Prepare data in format required for estimation procedure described in "Explaining Recruitment to Violent Extremism: A Bayesian Case-Control Approach.
Usage
data.prep(
shape,
survey,
shape_large.area_id_name = NA,
shape_large.area_id_num = NA,
shape_small.area_id_name = NA,
shape_small.area_id_num = NA,
survey_small.area_id_num = NA,
survey_small.area_id_name = NA,
drop.incomplete.records = NA,
colnames_X = NA,
interactions_list = NA,
scale_X = NA,
colname_y = NA,
contamination = T,
pi = NA,
large_area_shape = F
)
Arguments
- shape
sf object: shapefile data.
- survey
data.table data.frame, case-control data including common geographic ID.
- shape_large.area_id_name
string, large area name identifiers in the shapefile.
- shape_large.area_id_num
integer, large area identifiers in the shapefile.
- shape_small.area_id_name
string, small area name identifiers in the shapefile.
- shape_small.area_id_num
integer, small area identifiers in the shapefile.
- survey_small.area_id_num
string, small area name identifiers in the survey.

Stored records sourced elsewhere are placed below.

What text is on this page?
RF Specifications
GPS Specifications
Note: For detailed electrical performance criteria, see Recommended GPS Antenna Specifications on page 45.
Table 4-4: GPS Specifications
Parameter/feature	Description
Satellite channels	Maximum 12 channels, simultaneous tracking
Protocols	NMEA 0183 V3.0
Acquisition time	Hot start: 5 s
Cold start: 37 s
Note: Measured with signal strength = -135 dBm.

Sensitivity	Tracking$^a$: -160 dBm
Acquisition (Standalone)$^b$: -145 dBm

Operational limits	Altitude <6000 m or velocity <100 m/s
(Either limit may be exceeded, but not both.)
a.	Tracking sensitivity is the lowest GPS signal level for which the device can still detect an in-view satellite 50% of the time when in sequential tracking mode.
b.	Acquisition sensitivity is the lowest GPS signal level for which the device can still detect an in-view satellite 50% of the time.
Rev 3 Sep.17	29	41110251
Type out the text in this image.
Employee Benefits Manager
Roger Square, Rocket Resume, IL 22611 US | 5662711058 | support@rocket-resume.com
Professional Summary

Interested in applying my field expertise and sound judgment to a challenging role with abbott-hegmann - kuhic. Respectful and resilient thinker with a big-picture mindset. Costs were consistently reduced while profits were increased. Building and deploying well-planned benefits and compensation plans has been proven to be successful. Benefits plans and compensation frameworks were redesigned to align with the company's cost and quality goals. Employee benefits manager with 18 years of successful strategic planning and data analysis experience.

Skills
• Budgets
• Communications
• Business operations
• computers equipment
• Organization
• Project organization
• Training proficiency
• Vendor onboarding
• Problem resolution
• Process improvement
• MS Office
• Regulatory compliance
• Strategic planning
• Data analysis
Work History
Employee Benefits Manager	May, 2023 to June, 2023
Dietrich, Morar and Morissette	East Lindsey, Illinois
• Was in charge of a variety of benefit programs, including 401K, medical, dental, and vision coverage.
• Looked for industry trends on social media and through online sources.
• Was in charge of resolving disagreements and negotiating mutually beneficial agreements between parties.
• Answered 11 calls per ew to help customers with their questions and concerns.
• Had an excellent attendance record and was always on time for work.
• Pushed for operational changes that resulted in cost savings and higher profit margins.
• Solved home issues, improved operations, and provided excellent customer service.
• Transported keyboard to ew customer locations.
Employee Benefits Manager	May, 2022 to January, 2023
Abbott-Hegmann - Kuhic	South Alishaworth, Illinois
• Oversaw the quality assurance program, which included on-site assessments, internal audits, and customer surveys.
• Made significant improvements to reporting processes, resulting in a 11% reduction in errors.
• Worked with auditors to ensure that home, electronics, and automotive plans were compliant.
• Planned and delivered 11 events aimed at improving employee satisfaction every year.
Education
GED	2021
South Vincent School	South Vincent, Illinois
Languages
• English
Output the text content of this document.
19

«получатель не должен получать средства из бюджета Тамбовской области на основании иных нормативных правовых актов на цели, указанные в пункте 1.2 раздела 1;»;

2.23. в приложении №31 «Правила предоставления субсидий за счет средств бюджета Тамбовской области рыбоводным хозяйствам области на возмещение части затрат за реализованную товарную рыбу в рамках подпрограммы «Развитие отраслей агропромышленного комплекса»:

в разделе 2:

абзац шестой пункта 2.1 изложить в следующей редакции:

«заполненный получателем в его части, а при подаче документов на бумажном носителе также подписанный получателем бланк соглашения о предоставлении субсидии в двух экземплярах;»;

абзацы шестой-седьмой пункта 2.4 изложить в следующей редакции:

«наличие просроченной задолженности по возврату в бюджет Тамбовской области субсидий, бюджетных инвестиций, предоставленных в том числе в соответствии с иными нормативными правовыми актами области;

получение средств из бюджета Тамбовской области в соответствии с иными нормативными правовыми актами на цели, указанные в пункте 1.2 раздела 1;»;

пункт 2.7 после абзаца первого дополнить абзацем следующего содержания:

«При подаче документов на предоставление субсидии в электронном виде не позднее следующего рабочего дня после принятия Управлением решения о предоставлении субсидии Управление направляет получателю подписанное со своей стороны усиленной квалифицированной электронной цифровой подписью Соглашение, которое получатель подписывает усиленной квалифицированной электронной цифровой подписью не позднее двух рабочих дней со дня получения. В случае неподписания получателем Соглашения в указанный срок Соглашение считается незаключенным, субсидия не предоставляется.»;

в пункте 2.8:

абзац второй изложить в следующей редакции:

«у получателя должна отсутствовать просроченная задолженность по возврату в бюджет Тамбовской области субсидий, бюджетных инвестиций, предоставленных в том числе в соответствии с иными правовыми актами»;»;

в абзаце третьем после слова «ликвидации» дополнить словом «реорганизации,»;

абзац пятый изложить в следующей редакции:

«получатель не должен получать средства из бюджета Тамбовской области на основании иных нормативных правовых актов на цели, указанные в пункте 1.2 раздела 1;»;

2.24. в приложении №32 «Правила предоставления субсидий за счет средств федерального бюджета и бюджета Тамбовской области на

- survey_small.area_id_name
integer, small area identifiers in the survey.
- drop.incomplete.records
logical, should the function return complete data? Defaults to
TRUE
.- colnames_X
character vector, covariates definining the design matrix X. Must be numeric.
- interactions_list
list, each element is a string of the form "a*b" where a and be are the names of two variables in colnames_X.
- scale_X
string, takes values "1sd" or "2sd."
- colname_y
string, variable name for the outcome variable. Must be numeric.
- contamination
logical, should this offset account for contamination? Defaults to
TRUE
.- pi
numeric, scalar defining the prevalence of the outcome in the population of interest.
- large_area_shape
logical, should the function return a large-area shapefile? Defaults to
TRUE
.